Doomed drone, one of many collected from the lawn near the entrance of a feral colony. They have large eyes and no stingers.

Doomed drone, one of many collected from the lawn near the entrance of a feral colony. They have large eyes and no stingers.

Hive temperature control is a must as bees do not hibernate. They will leave the hive to forage if outside temperatures are above 50 degrees. Below that, they huddle together and their pump wing muscles to produce heat. They will keep themselves at around 92 degrees in winter. When it is too warm they set up air currents with their wings.

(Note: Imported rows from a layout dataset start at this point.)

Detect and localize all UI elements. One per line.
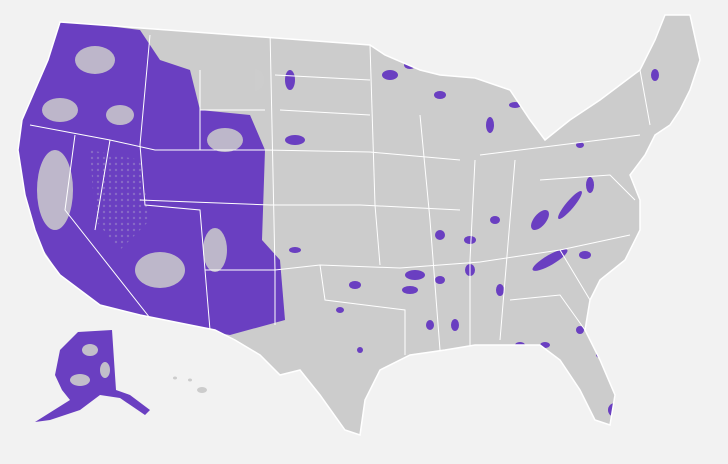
highlighted-areas xyxy=(18,20,659,417)
hawaii xyxy=(173,376,207,393)
west-gaps xyxy=(37,46,265,288)
west-texture xyxy=(90,150,150,250)
state-borders xyxy=(29,29,651,355)
contiguous-us xyxy=(17,14,701,436)
alaska xyxy=(35,330,150,422)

Another interesting bee fact is why a “smoker“ works to quell bee uprisings when beekeepers want to enter the hive. Apparently, the smoke interferes with the bees’ “danger pheromone,” or chemical scent message, that alerts the other bees to protect the hive–that is to identify and sting the intruder. Smoke also causes bees to gorge themselves on honey. The theory is that gorging is an adaptation to forest fires. For beekeepers, gorging may keep bees too preoccupied to deal with the invasion when smoke is encountered.

If you want to learn more about honey bees or become a beekeeper, we have great resources in Ulster County to do that. Honey Bee Lives holds regular introductory classes in Rosendale. Contact them at Honeybeelives.org. They also produce a beautiful and informative newsletter available on line. Or you can also join the Ulster County Bee Keeping Association, www.UlsterBees.org.

 

1 Other forest fires were caused by coal-burning locomotives, berry pickers who practiced burning the bushes to increase yield, lightening strikes, land clearing, hunters, fisherman, smokers (tobacco), blasting, and children.